Few policy questions have a more profound impact on our day-to-lives than how we produce, transport, and use energy. Whether it’s a fight against the siting of a polluting natural gas facility in a historically Black community, the catastrophic failure of an electric grid following a winter storm, foreign wars causing price shocks that further hollow out the fixed incomes of America’s older adults, or an abiding concern over leaving our grandchildren a habitable climate — all these issues and more make energy policy a central concern for the public.
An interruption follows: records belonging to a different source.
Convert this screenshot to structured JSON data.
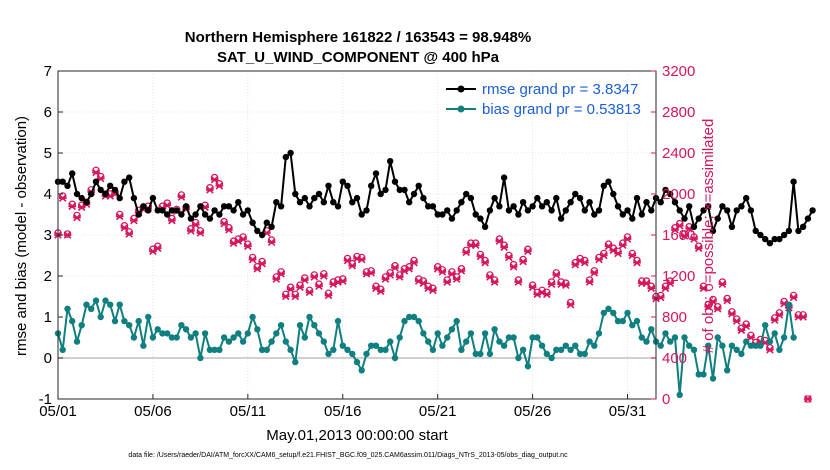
{
  "chart_data": {
    "type": "line",
    "title": [
      "Northern Hemisphere 161822 / 163543 = 98.948%",
      "SAT_U_WIND_COMPONENT @ 400 hPa"
    ],
    "xlabel": "May.01,2013 00:00:00 start",
    "ylabel": "rmse and bias (model - observation)",
    "ylabel_right": "# of obs: o=possible; ×=assimilated",
    "footnote": "data file: /Users/raeder/DAI/ATM_forcXX/CAM6_setup/f.e21.FHIST_BGC.f09_025.CAM6assim.011/Diags_NTrS_2013-05/obs_diag_output.nc",
    "x_ticks": [
      "05/01",
      "05/06",
      "05/11",
      "05/16",
      "05/21",
      "05/26",
      "05/31"
    ],
    "x_range_days": [
      1,
      32.5
    ],
    "ylim": [
      -1,
      7
    ],
    "ylim_right": [
      0,
      3200
    ],
    "y_ticks": [
      "-1",
      "0",
      "1",
      "2",
      "3",
      "4",
      "5",
      "6",
      "7"
    ],
    "y_ticks_right": [
      "0",
      "400",
      "800",
      "1200",
      "1600",
      "2000",
      "2400",
      "2800",
      "3200"
    ],
    "grid": true,
    "legend_placement": "top-right",
    "colors": {
      "rmse": "#000000",
      "bias": "#107f80",
      "obs": "#d6155c",
      "zero_line": "#c0c0c0"
    },
    "series": [
      {
        "name": "rmse grand pr = 3.8347",
        "axis": "left",
        "x_start_day": 1,
        "x_step_days": 0.25,
        "values": [
          4.3,
          4.3,
          4.2,
          4.5,
          4,
          3.9,
          3.8,
          4,
          4.3,
          4.1,
          4,
          4.2,
          4.1,
          3.9,
          4.3,
          4.4,
          3.9,
          3.5,
          3.7,
          3.6,
          3.9,
          3.6,
          3.6,
          3.5,
          3.6,
          3.6,
          3.5,
          3.7,
          3.4,
          3.5,
          3.7,
          3.5,
          3.4,
          3.6,
          3.5,
          3.7,
          3.7,
          3.6,
          3.8,
          3.5,
          3.6,
          3.3,
          3.1,
          3.0,
          3.3,
          3.2,
          3.8,
          3.7,
          4.9,
          5.0,
          4.0,
          3.8,
          3.9,
          3.7,
          3.9,
          4.0,
          3.8,
          4.2,
          3.8,
          3.7,
          4.3,
          4.2,
          3.8,
          3.9,
          3.5,
          3.6,
          4.2,
          4.5,
          4.0,
          4.1,
          4.8,
          4.3,
          4.1,
          4.1,
          3.8,
          4.0,
          4.2,
          3.9,
          3.7,
          3.7,
          3.5,
          3.5,
          3.6,
          3.4,
          3.6,
          3.8,
          4.0,
          3.9,
          3.5,
          3.4,
          3.2,
          3.6,
          3.9,
          3.7,
          4.4,
          3.6,
          3.7,
          3.5,
          3.8,
          3.6,
          3.7,
          3.9,
          3.7,
          3.8,
          3.6,
          3.9,
          3.4,
          3.6,
          3.8,
          4.0,
          3.9,
          3.6,
          3.8,
          3.5,
          3.6,
          4.2,
          4.3,
          4.0,
          3.7,
          3.5,
          3.6,
          3.4,
          3.9,
          3.5,
          3.8,
          3.6,
          3.9,
          3.8,
          4.1,
          4.0,
          3.8,
          3.6,
          3.4,
          3.7,
          3.2,
          3.4,
          3.6,
          3.7,
          3.1,
          3.4,
          3.7,
          3.6,
          3.2,
          3.6,
          3.7,
          3.9,
          3.6,
          3.1,
          3.0,
          2.9,
          2.8,
          2.9,
          2.9,
          3.0,
          3.1,
          4.3,
          3.1,
          3.2,
          3.4,
          3.6
        ]
      },
      {
        "name": "bias grand pr = 0.53813",
        "axis": "left",
        "x_start_day": 1,
        "x_step_days": 0.25,
        "values": [
          0.6,
          0.2,
          1.2,
          0.9,
          0.4,
          0.8,
          1.3,
          1.2,
          1.4,
          1.0,
          1.4,
          1.3,
          0.9,
          1.3,
          0.9,
          0.8,
          0.5,
          0.9,
          0.3,
          1.0,
          0.5,
          0.7,
          0.6,
          0.6,
          0.5,
          0.5,
          0.8,
          0.7,
          0.5,
          0.6,
          0.0,
          0.6,
          0.2,
          0.2,
          0.2,
          0.5,
          0.4,
          0.5,
          0.6,
          0.4,
          0.6,
          1.0,
          0.7,
          0.2,
          0.2,
          0.4,
          0.6,
          0.8,
          0.4,
          0.2,
          -0.1,
          0.8,
          0.5,
          1.0,
          0.8,
          0.6,
          0.4,
          0.1,
          0.2,
          0.9,
          0.3,
          0.2,
          0.1,
          -0.1,
          -0.3,
          0.1,
          0.3,
          0.3,
          0.2,
          0.2,
          0.4,
          0.0,
          0.5,
          0.9,
          1.0,
          1.0,
          0.9,
          0.6,
          0.4,
          0.2,
          0.6,
          0.3,
          0.5,
          0.7,
          0.9,
          0.2,
          0.4,
          0.6,
          0.1,
          0.1,
          0.6,
          0.1,
          0.7,
          0.4,
          0.3,
          0.5,
          0.5,
          0.0,
          0.2,
          -0.2,
          0.5,
          0.5,
          0.3,
          0.1,
          0.0,
          0.2,
          0.2,
          0.3,
          0.2,
          0.3,
          0.1,
          0.1,
          0.4,
          0.3,
          0.6,
          1.1,
          1.2,
          1.1,
          0.9,
          0.9,
          1.1,
          0.8,
          0.9,
          0.5,
          0.4,
          0.7,
          0.4,
          0.3,
          0.6,
          0.4,
          0.5,
          -0.9,
          0.5,
          0.3,
          0.2,
          -0.4,
          -0.4,
          0.3,
          -0.5,
          0.5,
          0.3,
          -0.3,
          0.3,
          0.2,
          0.1,
          0.4,
          0.3,
          0.3,
          0.3,
          0.8,
          0.4,
          0.6,
          0.2,
          0.5,
          1.3,
          0.5
        ]
      },
      {
        "name": "possible",
        "axis": "right",
        "marker": "circle",
        "x_start_day": 1,
        "x_step_days": 0.25,
        "values": [
          1620,
          1980,
          1610,
          1900,
          1790,
          1890,
          1920,
          2040,
          2230,
          2170,
          2000,
          2000,
          2020,
          1800,
          1690,
          1630,
          1760,
          1840,
          1870,
          1880,
          1460,
          1490,
          1880,
          1910,
          1760,
          1850,
          1990,
          1870,
          1660,
          1720,
          1640,
          1890,
          2060,
          2160,
          2100,
          1730,
          1670,
          1540,
          1560,
          1580,
          1510,
          1380,
          1290,
          1340,
          1640,
          1550,
          1190,
          1240,
          1020,
          1090,
          1020,
          1110,
          1180,
          1060,
          1210,
          1120,
          1220,
          1030,
          1140,
          1160,
          1170,
          1370,
          1320,
          1390,
          1380,
          1240,
          1250,
          1100,
          1070,
          1190,
          1230,
          1300,
          1210,
          1270,
          1290,
          1350,
          1170,
          1150,
          1100,
          1080,
          1290,
          1260,
          1160,
          1240,
          1190,
          1270,
          1450,
          1520,
          1520,
          1410,
          1350,
          1210,
          1160,
          1560,
          1500,
          1400,
          1310,
          1160,
          1360,
          1460,
          1110,
          1040,
          1060,
          1040,
          1140,
          1230,
          1140,
          1130,
          940,
          1330,
          1370,
          1350,
          1160,
          1250,
          1380,
          1420,
          1510,
          1470,
          1440,
          1520,
          1580,
          1420,
          1350,
          1150,
          1150,
          1100,
          1000,
          1010,
          1100,
          1150,
          1670,
          1710,
          1610,
          1680,
          1580,
          1490,
          1100,
          920,
          970,
          900,
          1140,
          980,
          850,
          780,
          690,
          730,
          620,
          550,
          580,
          570,
          500,
          790,
          840,
          950,
          910,
          1010,
          820,
          820,
          0
        ]
      },
      {
        "name": "assimilated",
        "axis": "right",
        "marker": "x",
        "x_start_day": 1,
        "x_step_days": 0.25,
        "values": [
          1600,
          1960,
          1600,
          1880,
          1770,
          1870,
          1900,
          2020,
          2210,
          2150,
          1980,
          1980,
          2000,
          1780,
          1670,
          1610,
          1740,
          1820,
          1850,
          1860,
          1440,
          1470,
          1860,
          1890,
          1740,
          1830,
          1970,
          1850,
          1640,
          1700,
          1620,
          1870,
          2040,
          2140,
          2080,
          1710,
          1650,
          1520,
          1540,
          1560,
          1490,
          1360,
          1270,
          1320,
          1620,
          1530,
          1170,
          1220,
          1000,
          1070,
          1000,
          1090,
          1160,
          1040,
          1190,
          1100,
          1200,
          1010,
          1120,
          1140,
          1150,
          1350,
          1300,
          1370,
          1360,
          1220,
          1230,
          1080,
          1050,
          1170,
          1210,
          1280,
          1190,
          1250,
          1270,
          1330,
          1150,
          1130,
          1080,
          1060,
          1270,
          1240,
          1140,
          1220,
          1170,
          1250,
          1430,
          1500,
          1500,
          1390,
          1330,
          1190,
          1140,
          1540,
          1480,
          1380,
          1290,
          1140,
          1340,
          1440,
          1090,
          1020,
          1040,
          1020,
          1120,
          1210,
          1120,
          1110,
          920,
          1310,
          1350,
          1330,
          1140,
          1230,
          1360,
          1400,
          1490,
          1450,
          1420,
          1500,
          1560,
          1400,
          1330,
          1130,
          1130,
          1080,
          980,
          990,
          1080,
          1130,
          1650,
          1690,
          1590,
          1660,
          1560,
          1470,
          1080,
          900,
          950,
          880,
          1120,
          960,
          830,
          760,
          670,
          710,
          600,
          530,
          560,
          550,
          480,
          770,
          820,
          930,
          890,
          990,
          800,
          800,
          0
        ]
      }
    ]
  }
}
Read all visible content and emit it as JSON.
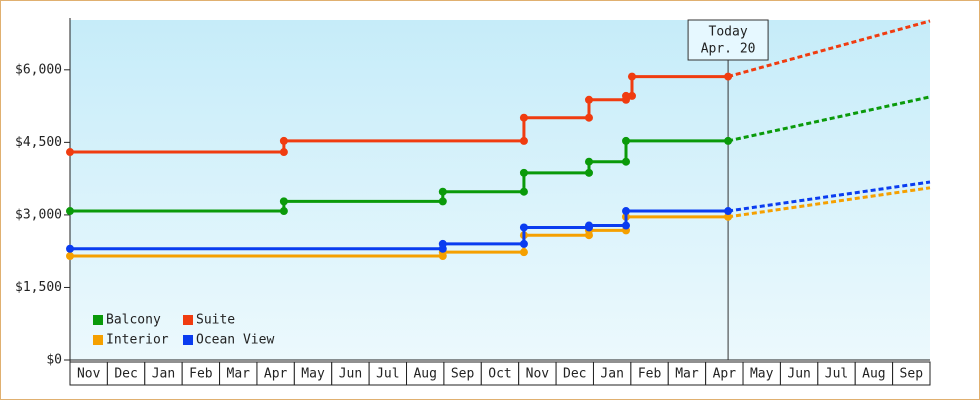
{
  "chart_data": {
    "type": "step-line",
    "xlim": [
      0,
      23
    ],
    "xticks": [
      {
        "value": 0.5,
        "label": "Nov"
      },
      {
        "value": 1.5,
        "label": "Dec"
      },
      {
        "value": 2.5,
        "label": "Jan"
      },
      {
        "value": 3.5,
        "label": "Feb"
      },
      {
        "value": 4.5,
        "label": "Mar"
      },
      {
        "value": 5.5,
        "label": "Apr"
      },
      {
        "value": 6.5,
        "label": "May"
      },
      {
        "value": 7.5,
        "label": "Jun"
      },
      {
        "value": 8.5,
        "label": "Jul"
      },
      {
        "value": 9.5,
        "label": "Aug"
      },
      {
        "value": 10.5,
        "label": "Sep"
      },
      {
        "value": 11.5,
        "label": "Oct"
      },
      {
        "value": 12.5,
        "label": "Nov"
      },
      {
        "value": 13.5,
        "label": "Dec"
      },
      {
        "value": 14.5,
        "label": "Jan"
      },
      {
        "value": 15.5,
        "label": "Feb"
      },
      {
        "value": 16.5,
        "label": "Mar"
      },
      {
        "value": 17.5,
        "label": "Apr"
      },
      {
        "value": 18.5,
        "label": "May"
      },
      {
        "value": 19.5,
        "label": "Jun"
      },
      {
        "value": 20.5,
        "label": "Jul"
      },
      {
        "value": 21.5,
        "label": "Aug"
      },
      {
        "value": 22.5,
        "label": "Sep"
      }
    ],
    "ylim": [
      0,
      7030
    ],
    "yticks": [
      {
        "value": 0,
        "label": "$0"
      },
      {
        "value": 1500,
        "label": "$1,500"
      },
      {
        "value": 3000,
        "label": "$3,000"
      },
      {
        "value": 4500,
        "label": "$4,500"
      },
      {
        "value": 6000,
        "label": "$6,000"
      }
    ],
    "annotation": {
      "x": 17.6,
      "lines": [
        "Today",
        "Apr. 20"
      ]
    },
    "series": [
      {
        "name": "Balcony",
        "color": "#0a9a0a",
        "x": [
          0,
          5.72,
          5.72,
          9.97,
          9.97,
          12.14,
          12.14,
          13.88,
          13.88,
          14.87,
          14.87,
          17.6
        ],
        "values": [
          3080,
          3080,
          3280,
          3280,
          3480,
          3480,
          3870,
          3870,
          4100,
          4100,
          4530,
          4530
        ],
        "forecast_x": [
          17.6,
          23
        ],
        "forecast_values": [
          4530,
          5440
        ]
      },
      {
        "name": "Suite",
        "color": "#f03c10",
        "x": [
          0,
          5.72,
          5.72,
          12.14,
          12.14,
          13.88,
          13.88,
          14.87,
          14.87,
          15.03,
          15.03,
          17.6
        ],
        "values": [
          4300,
          4300,
          4530,
          4530,
          5010,
          5010,
          5380,
          5380,
          5460,
          5460,
          5860,
          5860
        ],
        "forecast_x": [
          17.6,
          23
        ],
        "forecast_values": [
          5860,
          7010
        ]
      },
      {
        "name": "Interior",
        "color": "#f5a000",
        "x": [
          0,
          9.97,
          9.97,
          12.14,
          12.14,
          13.88,
          13.88,
          14.87,
          14.87,
          17.6
        ],
        "values": [
          2150,
          2150,
          2230,
          2230,
          2580,
          2580,
          2680,
          2680,
          2960,
          2960
        ],
        "forecast_x": [
          17.6,
          23
        ],
        "forecast_values": [
          2960,
          3560
        ]
      },
      {
        "name": "Ocean View",
        "color": "#0a3cf0",
        "x": [
          0,
          9.97,
          9.97,
          12.14,
          12.14,
          13.88,
          13.88,
          14.87,
          14.87,
          17.6
        ],
        "values": [
          2300,
          2300,
          2400,
          2400,
          2740,
          2740,
          2780,
          2780,
          3080,
          3080
        ],
        "forecast_x": [
          17.6,
          23
        ],
        "forecast_values": [
          3080,
          3680
        ]
      }
    ]
  }
}
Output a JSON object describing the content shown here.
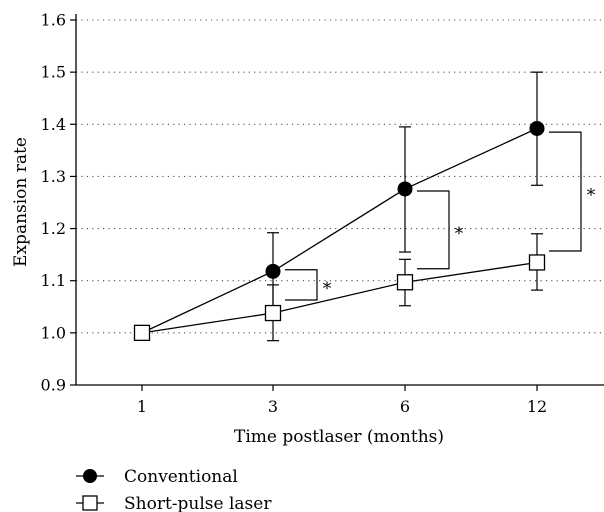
{
  "chart_data": {
    "type": "line",
    "categories": [
      "1",
      "3",
      "6",
      "12"
    ],
    "xlabel": "Time postlaser (months)",
    "ylabel": "Expansion rate",
    "ylim": [
      0.9,
      1.6
    ],
    "yticks": [
      "0.9",
      "1.0",
      "1.1",
      "1.2",
      "1.3",
      "1.4",
      "1.5",
      "1.6"
    ],
    "grid": "horizontal dotted",
    "legend_position": "bottom-left",
    "series": [
      {
        "name": "Conventional",
        "marker": "filled-circle",
        "values": [
          1.0,
          1.118,
          1.276,
          1.392
        ],
        "err_low": [
          1.0,
          1.045,
          1.155,
          1.283
        ],
        "err_high": [
          1.0,
          1.192,
          1.395,
          1.5
        ]
      },
      {
        "name": "Short-pulse laser",
        "marker": "open-square",
        "values": [
          1.0,
          1.038,
          1.097,
          1.135
        ],
        "err_low": [
          1.0,
          0.985,
          1.052,
          1.082
        ],
        "err_high": [
          1.0,
          1.092,
          1.141,
          1.19
        ]
      }
    ],
    "annotations": [
      {
        "text": "*",
        "category_index": 1,
        "y_top": 1.121,
        "y_bottom": 1.063
      },
      {
        "text": "*",
        "category_index": 2,
        "y_top": 1.272,
        "y_bottom": 1.123
      },
      {
        "text": "*",
        "category_index": 3,
        "y_top": 1.385,
        "y_bottom": 1.157
      }
    ]
  }
}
Despite this broad-based and deep concern, the public remains largely excluded from participating in the development of energy policy — much less shaping it. Instead, corporate insiders still retain outsized influence over the energy policymaking process, leaving policymakers with a skewed perspective on issues they address through regulation, which ultimately undermines the quality and legitimacy of those regulations. Worse still, the voices that are systematically excluded often speak for structurally marginalized communities, which reinforces broader societal and racial injustice.
Fortunately, the Federal Energy Regulatory Commission (FERC) — which oversees much of the country’s energy infrastructure and helps set rules, rates, and standards for energy markets — is undertaking new efforts to level the playing field. A new Center for Progressive Reform (CPR) report examines one of these efforts: the establishment of the Office of Public Participation (OPP). After decades of delay, FERC finally began setting up the office this past year.
As the report explains, the OPP represents an important experiment in “energy democracy,” or the concept of making energy policy more responsive to and inclusive of the public, particularly members of structurally marginalized communities. If successful, the office holds the promise of empowering the public to meaningfully engage in FERC’s administrative proceedings and offset the undue dominance that corporate special interests have enjoyed there for too long.
The OPP’s development comes at a time when more and more Americans are recognizing that to make progress on our most pressing social changes — from racist police brutality to the climate crisis — we must address the systemic power disparities that are at their root. One crucial avenue for achieving this goal is to make our governing institutions more people-driven by, among other things, promoting new opportunities and new fora for sustained and meaningful public participation in existing policymaking processes.
Potential of the Office of Public Participation — and Regulatory Democracy
The new report — The Federal Energy Regulatory Commission’s New Office of Public Participation: A Promising Experiment in ‘Energy Democracy’ — provides a detailed exploration of the OPP and its potential for advancing energy democracy at FERC and for promoting “regulatory democracy” more broadly across other federal agencies.
It begins by exploring how the policy issues within FERC’s jurisdiction — natural gas pipeline construction, electric transmission grid development, electricity market ratesetting, and grid reliability — are not esoteric matters for a narrow range of experts and industry insiders, but in fact implicate questions of great importance for all Americans. It then catalogs the common classes of stakeholders that have an interest in the outcome of FERC’s various administrative proceedings, with a particular focus on “nonrepeat” participants — that is, most members of the public, and especially low-wealth people and people of color.
One of OPP’s critical functions is to help these nonrepeat players engage more effectively at FERC and otherwise offset as much as possible the systemic resource and expertise advantages of corporate insiders and other repeat players. The report documents the various types of participation barriers that members of the public face at FERC. Because many of these barriers are common to other federal agencies, how the OPP addresses them can provide valuable lessons across our regulatory system.
To help guide FERC’s continued development of the OPP, the report offers a comprehensive set of recommendations aimed at ensuring that the office is able to function as effectively as possible in meaningfully engaging the public, particularly members of structurally marginalized communities. Drawing on these recommendations, the report concludes by identifying best practices that other federal agencies can adopt and adapt to promote greater public engagement within their own administrative proceedings.
Joining me in authoring this report are Shelley Welton, who teaches law at the University of South Carolina; Alexandra Klass of the University of Minnesota Law School; and CPR Member Scholar Hannah Wiseman, a law professor at Penn State University.